Posted on February 18, 2015 by Paul Thurrott in Windows Phones with 0 Comments

Like many of you, I received an email from Microsoft this week explaining that it was dropping the Rooms feature from Windows Phone as of next month. Here’s what this change means, and my thoughts on the importance of this feature.

First: what is Rooms?

Introduced in Windows Phone 8, Rooms was a way for consumers to create shared photo albums, calendars, notes, and text messages. It was an interesting idea for families of course—where everyone could contribute photos to a family vacation room, perhaps—or for groups with shared events, like kids’ sports teams.
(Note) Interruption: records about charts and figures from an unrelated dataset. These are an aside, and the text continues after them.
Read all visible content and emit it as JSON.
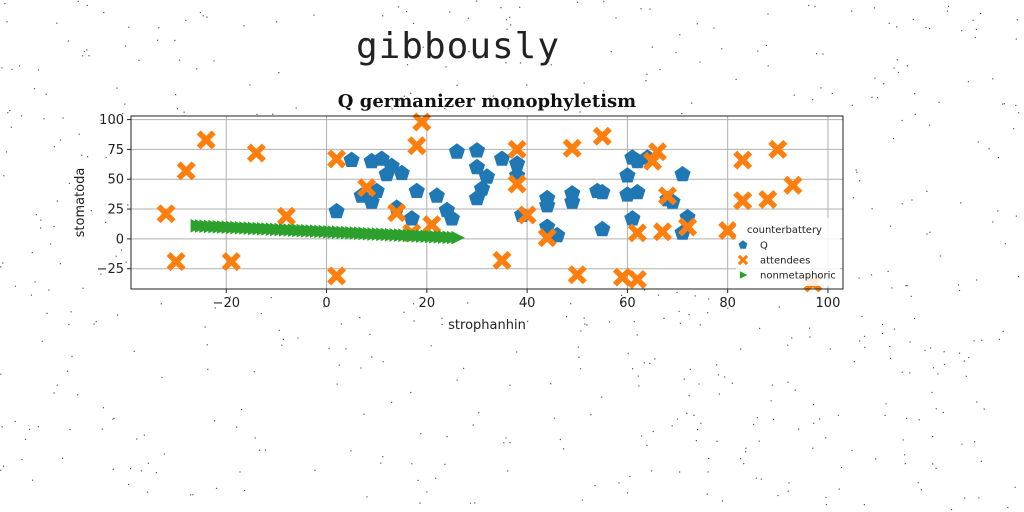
{
  "page": {
    "title": "gibbously"
  },
  "chart_data": {
    "type": "scatter",
    "title": "Q germanizer monophyletism",
    "xlabel": "strophanhin",
    "ylabel": "stomatoda",
    "xlim": [
      -39,
      103
    ],
    "ylim": [
      -42,
      103
    ],
    "xticks": [
      -20,
      0,
      20,
      40,
      60,
      80,
      100
    ],
    "yticks": [
      -25,
      0,
      25,
      50,
      75,
      100
    ],
    "grid": true,
    "legend": {
      "title": "counterbattery",
      "placement": "right"
    },
    "series": [
      {
        "name": "Q",
        "color": "#1f77b4",
        "marker": "pentagon",
        "points": [
          [
            2,
            23
          ],
          [
            5,
            66
          ],
          [
            7,
            36
          ],
          [
            9,
            65
          ],
          [
            9,
            31
          ],
          [
            10,
            40
          ],
          [
            11,
            67
          ],
          [
            12,
            54
          ],
          [
            13,
            61
          ],
          [
            14,
            26
          ],
          [
            15,
            55
          ],
          [
            17,
            17
          ],
          [
            18,
            40
          ],
          [
            22,
            36
          ],
          [
            24,
            24
          ],
          [
            25,
            17
          ],
          [
            26,
            73
          ],
          [
            30,
            60
          ],
          [
            30,
            34
          ],
          [
            30,
            74
          ],
          [
            31,
            42
          ],
          [
            32,
            52
          ],
          [
            35,
            67
          ],
          [
            38,
            53
          ],
          [
            38,
            63
          ],
          [
            39,
            20
          ],
          [
            44,
            10
          ],
          [
            44,
            28
          ],
          [
            44,
            34
          ],
          [
            46,
            3
          ],
          [
            49,
            38
          ],
          [
            49,
            31
          ],
          [
            54,
            40
          ],
          [
            55,
            8
          ],
          [
            55,
            39
          ],
          [
            60,
            37
          ],
          [
            60,
            53
          ],
          [
            61,
            68
          ],
          [
            61,
            17
          ],
          [
            62,
            65
          ],
          [
            62,
            39
          ],
          [
            64,
            68
          ],
          [
            68,
            33
          ],
          [
            69,
            31
          ],
          [
            71,
            54
          ],
          [
            71,
            5
          ],
          [
            72,
            18
          ]
        ]
      },
      {
        "name": "attendees",
        "color": "#ff7f0e",
        "marker": "x",
        "points": [
          [
            -32,
            21
          ],
          [
            -30,
            -19
          ],
          [
            -28,
            57
          ],
          [
            -24,
            83
          ],
          [
            -19,
            -19
          ],
          [
            -14,
            72
          ],
          [
            -8,
            19
          ],
          [
            2,
            67
          ],
          [
            2,
            -31
          ],
          [
            8,
            43
          ],
          [
            14,
            22
          ],
          [
            17,
            5
          ],
          [
            18,
            78
          ],
          [
            19,
            98
          ],
          [
            21,
            12
          ],
          [
            35,
            -18
          ],
          [
            38,
            75
          ],
          [
            38,
            46
          ],
          [
            40,
            20
          ],
          [
            44,
            1
          ],
          [
            49,
            76
          ],
          [
            50,
            -30
          ],
          [
            55,
            86
          ],
          [
            59,
            -32
          ],
          [
            62,
            -34
          ],
          [
            62,
            5
          ],
          [
            65,
            65
          ],
          [
            66,
            73
          ],
          [
            67,
            6
          ],
          [
            68,
            36
          ],
          [
            72,
            10
          ],
          [
            80,
            7
          ],
          [
            83,
            66
          ],
          [
            83,
            32
          ],
          [
            88,
            33
          ],
          [
            90,
            75
          ],
          [
            93,
            45
          ],
          [
            97,
            -37
          ]
        ]
      },
      {
        "name": "nonmetaphoric",
        "color": "#2ca02c",
        "marker": "triangle-right",
        "x_range": [
          -26,
          26
        ],
        "y_range": [
          11,
          1
        ],
        "count": 60
      }
    ]
  }
}
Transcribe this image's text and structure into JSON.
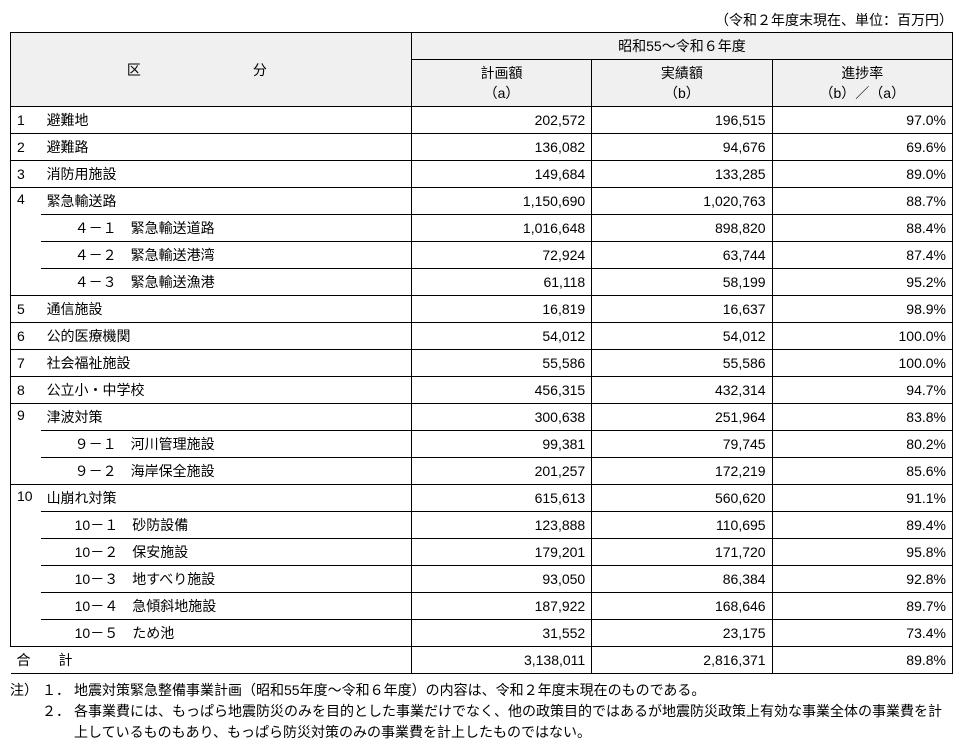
{
  "caption": "（令和２年度末現在、単位：百万円）",
  "header": {
    "category": "区　　分",
    "period": "昭和55～令和６年度",
    "col_a": "計画額\n（a）",
    "col_b": "実績額\n（b）",
    "col_c": "進捗率\n（b）／（a）"
  },
  "rows": [
    {
      "n": "1",
      "label": "避難地",
      "a": "202,572",
      "b": "196,515",
      "c": "97.0%"
    },
    {
      "n": "2",
      "label": "避難路",
      "a": "136,082",
      "b": "94,676",
      "c": "69.6%"
    },
    {
      "n": "3",
      "label": "消防用施設",
      "a": "149,684",
      "b": "133,285",
      "c": "89.0%"
    },
    {
      "n": "4",
      "label": "緊急輸送路",
      "a": "1,150,690",
      "b": "1,020,763",
      "c": "88.7%",
      "subs": [
        {
          "sub": "４－１　緊急輸送道路",
          "a": "1,016,648",
          "b": "898,820",
          "c": "88.4%"
        },
        {
          "sub": "４－２　緊急輸送港湾",
          "a": "72,924",
          "b": "63,744",
          "c": "87.4%"
        },
        {
          "sub": "４－３　緊急輸送漁港",
          "a": "61,118",
          "b": "58,199",
          "c": "95.2%"
        }
      ]
    },
    {
      "n": "5",
      "label": "通信施設",
      "a": "16,819",
      "b": "16,637",
      "c": "98.9%"
    },
    {
      "n": "6",
      "label": "公的医療機関",
      "a": "54,012",
      "b": "54,012",
      "c": "100.0%"
    },
    {
      "n": "7",
      "label": "社会福祉施設",
      "a": "55,586",
      "b": "55,586",
      "c": "100.0%"
    },
    {
      "n": "8",
      "label": "公立小・中学校",
      "a": "456,315",
      "b": "432,314",
      "c": "94.7%"
    },
    {
      "n": "9",
      "label": "津波対策",
      "a": "300,638",
      "b": "251,964",
      "c": "83.8%",
      "subs": [
        {
          "sub": "９－１　河川管理施設",
          "a": "99,381",
          "b": "79,745",
          "c": "80.2%"
        },
        {
          "sub": "９－２　海岸保全施設",
          "a": "201,257",
          "b": "172,219",
          "c": "85.6%"
        }
      ]
    },
    {
      "n": "10",
      "label": "山崩れ対策",
      "a": "615,613",
      "b": "560,620",
      "c": "91.1%",
      "subs": [
        {
          "sub": "10－１　砂防設備",
          "a": "123,888",
          "b": "110,695",
          "c": "89.4%"
        },
        {
          "sub": "10－２　保安施設",
          "a": "179,201",
          "b": "171,720",
          "c": "95.8%"
        },
        {
          "sub": "10－３　地すべり施設",
          "a": "93,050",
          "b": "86,384",
          "c": "92.8%"
        },
        {
          "sub": "10－４　急傾斜地施設",
          "a": "187,922",
          "b": "168,646",
          "c": "89.7%"
        },
        {
          "sub": "10－５　ため池",
          "a": "31,552",
          "b": "23,175",
          "c": "73.4%"
        }
      ]
    }
  ],
  "total": {
    "label": "合　　計",
    "a": "3,138,011",
    "b": "2,816,371",
    "c": "89.8%"
  },
  "notes_marker": "注）",
  "notes": [
    {
      "n": "１．",
      "t": "地震対策緊急整備事業計画（昭和55年度～令和６年度）の内容は、令和２年度末現在のものである。"
    },
    {
      "n": "２．",
      "t": "各事業費には、もっぱら地震防災のみを目的とした事業だけでなく、他の政策目的ではあるが地震防災政策上有効な事業全体の事業費を計上しているものもあり、もっぱら防災対策のみの事業費を計上したものではない。"
    }
  ],
  "colors": {
    "header_bg": "#f0f0f0",
    "border": "#000000",
    "text": "#000000",
    "bg": "#ffffff"
  }
}
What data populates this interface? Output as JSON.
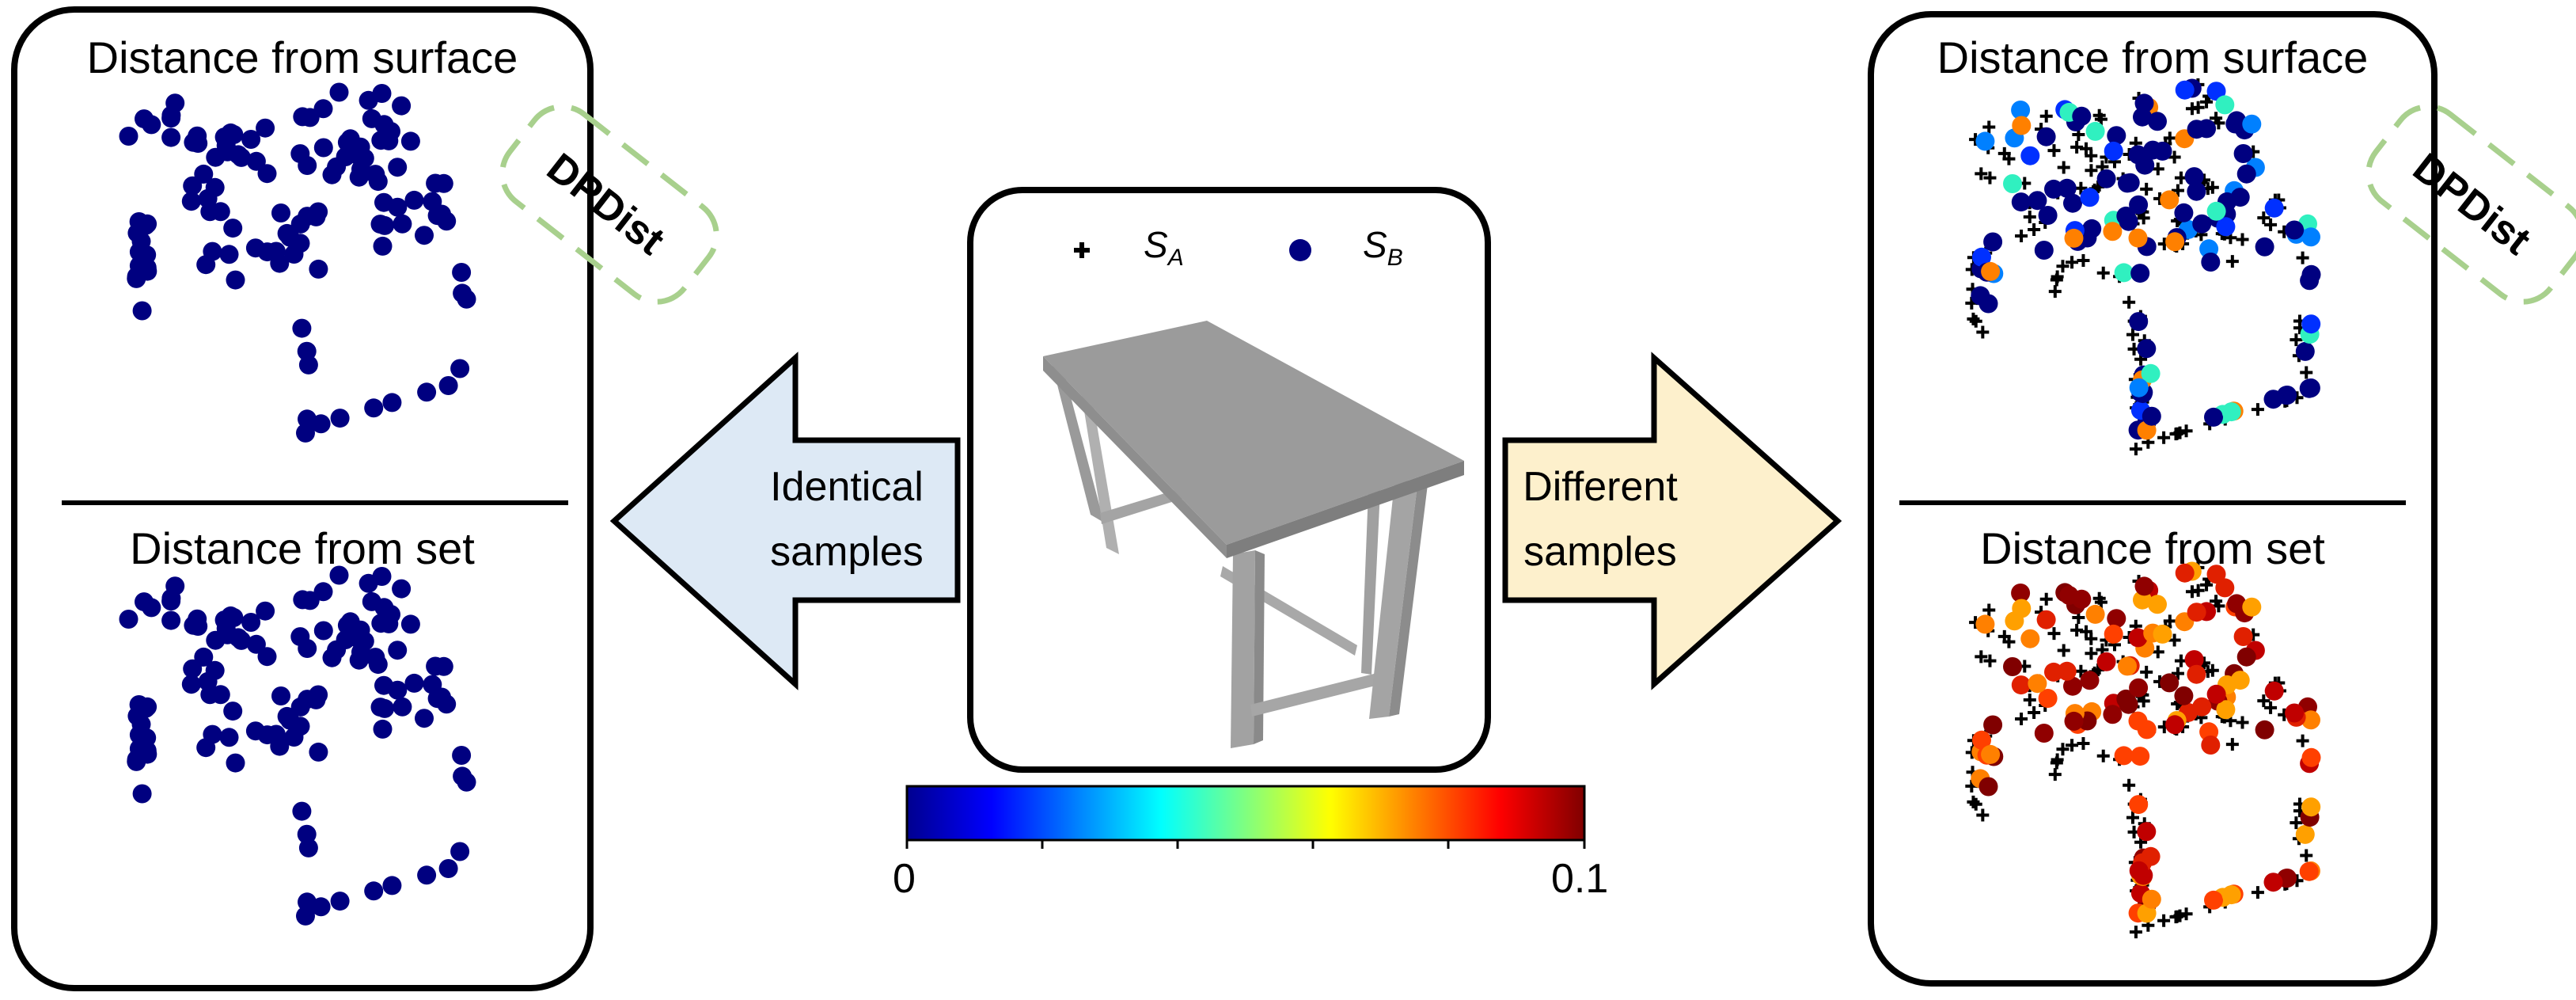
{
  "left_panel": {
    "top_title": "Distance from surface",
    "bottom_title": "Distance from set",
    "badge": "DPDist"
  },
  "right_panel": {
    "top_title": "Distance from surface",
    "bottom_title": "Distance from set",
    "badge": "DPDist"
  },
  "center": {
    "legend": {
      "a_symbol": "+",
      "a_label": "S",
      "a_sub": "A",
      "b_label": "S",
      "b_sub": "B"
    }
  },
  "left_arrow": {
    "line1": "Identical",
    "line2": "samples",
    "fill": "#dde9f5"
  },
  "right_arrow": {
    "line1": "Different",
    "line2": "samples",
    "fill": "#fdf0cc"
  },
  "colorbar": {
    "min_label": "0",
    "max_label": "0.1",
    "colormap": "jet"
  },
  "colors": {
    "point_blue": "#000080",
    "badge_border": "#a8d08d"
  }
}
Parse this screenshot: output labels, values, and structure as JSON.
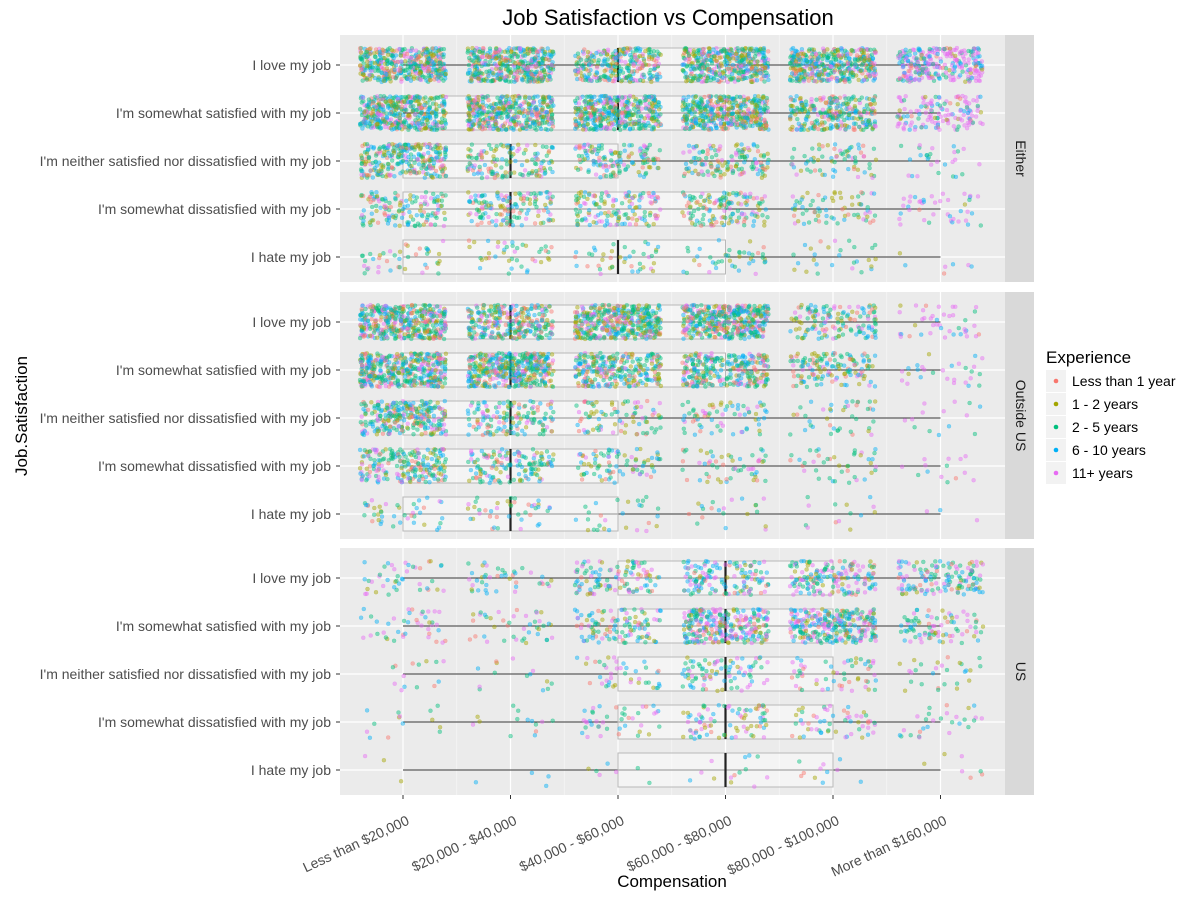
{
  "chart_data": {
    "type": "scatter",
    "subtype": "jittered strip plot with boxplot overlay, faceted",
    "title": "Job Satisfaction vs Compensation",
    "xlabel": "Compensation",
    "ylabel": "Job.Satisfaction",
    "x_categories": [
      "Less than $20,000",
      "$20,000 - $40,000",
      "$40,000 - $60,000",
      "$60,000 - $80,000",
      "$80,000 - $100,000",
      "More than $160,000"
    ],
    "y_categories": [
      "I love my job",
      "I'm somewhat satisfied with my job",
      "I'm neither satisfied nor dissatisfied with my job",
      "I'm somewhat dissatisfied with my job",
      "I hate my job"
    ],
    "legend": {
      "title": "Experience",
      "position": "right",
      "entries": [
        {
          "label": "Less than 1 year",
          "color": "#F8766D"
        },
        {
          "label": "1 - 2 years",
          "color": "#A3A500"
        },
        {
          "label": "2 - 5 years",
          "color": "#00BF7D"
        },
        {
          "label": "6 - 10 years",
          "color": "#00B0F6"
        },
        {
          "label": "11+ years",
          "color": "#E76BF3"
        }
      ]
    },
    "facets": [
      {
        "name": "Either",
        "density": [
          [
            3,
            3,
            2,
            3,
            3,
            2
          ],
          [
            3,
            3,
            3,
            3,
            2,
            1
          ],
          [
            2,
            1,
            1,
            1,
            0.5,
            0.2
          ],
          [
            1,
            1,
            1,
            1,
            0.5,
            0.3
          ],
          [
            0.3,
            0.3,
            0.3,
            0.3,
            0.2,
            0.05
          ]
        ],
        "boxplots": [
          {
            "q1": 3,
            "median": 3,
            "q3": 4,
            "lo": 1,
            "hi": 6
          },
          {
            "q1": 1.3,
            "median": 3,
            "q3": 4,
            "lo": 1,
            "hi": 6
          },
          {
            "q1": 1,
            "median": 2,
            "q3": 3,
            "lo": 1,
            "hi": 6
          },
          {
            "q1": 1,
            "median": 2,
            "q3": 4,
            "lo": 1,
            "hi": 6
          },
          {
            "q1": 1,
            "median": 3,
            "q3": 4,
            "lo": 1,
            "hi": 6
          }
        ]
      },
      {
        "name": "Outside US",
        "density": [
          [
            3,
            2,
            3,
            3,
            1,
            0.3
          ],
          [
            3,
            3,
            2,
            2,
            1,
            0.2
          ],
          [
            2,
            1,
            0.6,
            0.5,
            0.3,
            0.1
          ],
          [
            1.5,
            1,
            0.6,
            0.4,
            0.3,
            0.1
          ],
          [
            0.3,
            0.3,
            0.2,
            0.15,
            0.1,
            0.02
          ]
        ],
        "boxplots": [
          {
            "q1": 1,
            "median": 2,
            "q3": 4,
            "lo": 1,
            "hi": 6
          },
          {
            "q1": 1,
            "median": 2,
            "q3": 4,
            "lo": 1,
            "hi": 6
          },
          {
            "q1": 1,
            "median": 2,
            "q3": 3,
            "lo": 1,
            "hi": 6
          },
          {
            "q1": 1,
            "median": 2,
            "q3": 3,
            "lo": 1,
            "hi": 6
          },
          {
            "q1": 1,
            "median": 2,
            "q3": 3,
            "lo": 1,
            "hi": 6
          }
        ]
      },
      {
        "name": "US",
        "density": [
          [
            0.3,
            0.3,
            0.8,
            1,
            1.2,
            1
          ],
          [
            0.3,
            0.3,
            0.8,
            2,
            2,
            0.6
          ],
          [
            0.1,
            0.1,
            0.3,
            0.6,
            0.4,
            0.2
          ],
          [
            0.1,
            0.1,
            0.3,
            0.6,
            0.4,
            0.2
          ],
          [
            0.02,
            0.03,
            0.05,
            0.1,
            0.08,
            0.05
          ]
        ],
        "boxplots": [
          {
            "q1": 3,
            "median": 4,
            "q3": 5,
            "lo": 1,
            "hi": 6
          },
          {
            "q1": 3,
            "median": 4,
            "q3": 5,
            "lo": 1,
            "hi": 6
          },
          {
            "q1": 3,
            "median": 4,
            "q3": 5,
            "lo": 1,
            "hi": 6
          },
          {
            "q1": 3,
            "median": 4,
            "q3": 5,
            "lo": 1,
            "hi": 6
          },
          {
            "q1": 3,
            "median": 4,
            "q3": 5,
            "lo": 1,
            "hi": 6
          }
        ]
      }
    ]
  }
}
Rooms was an interesting idea. But the way it was implemented and its reliance on Windows Phone for a first-class experience relegated it to a curiosity. Indeed, I’m sure most Windows Phone users didn’t even know that Rooms existed, and if they did they probably didn’t really understand it. But as with any such feature, I suspect there is a subset of users who really liked Rooms and will miss this functionality. Fortunately, it won’t just disappear. Instead, the changes to Rooms will take place in two stages.

“Starting in March 2015, Rooms on Windows Phone will no longer be supported,” a Microsoft email explains. “[But] you’ll still be able to view and use your room photo albums, calendars, and notes.”

That is, after this change, you’ll still be able to view and use existing room photo albums, calendars, and notes on your Windows Phone 8.x handset, but not create or edit rooms. Then they’ll disappear entirely in Windows 10.

According to the Rooms end of support FAQ, the support actually ends “after March 2015.” So perhaps the end date is really March 31, 2015, about seven weeks from now.

If you do have content in Rooms you’d like to save, you can do so on your phone or on the web:

Windows Phone 8.x. The main Rooms UI is in the People app. But you can access room-based photos and videos in the OneDrive app; just look for a folder with the same name as the room. The Calendar app displays your room calendar. OneNote has your shared room notes. And the Messaging app will have any messages.


Web. You can access your room-based photos, calendar and notes on the web.

Microsoft doesn’t explain how or whether it will replace Rooms in Windows 10, but the email does vaguely note that it will provide “new features in Windows 10 that will help you stay in touch with the people that matter most.” I suspect none of these features will in any way resemble Rooms.

A semi-related Windows Phone feature called Groups is apparently unaffected by this change.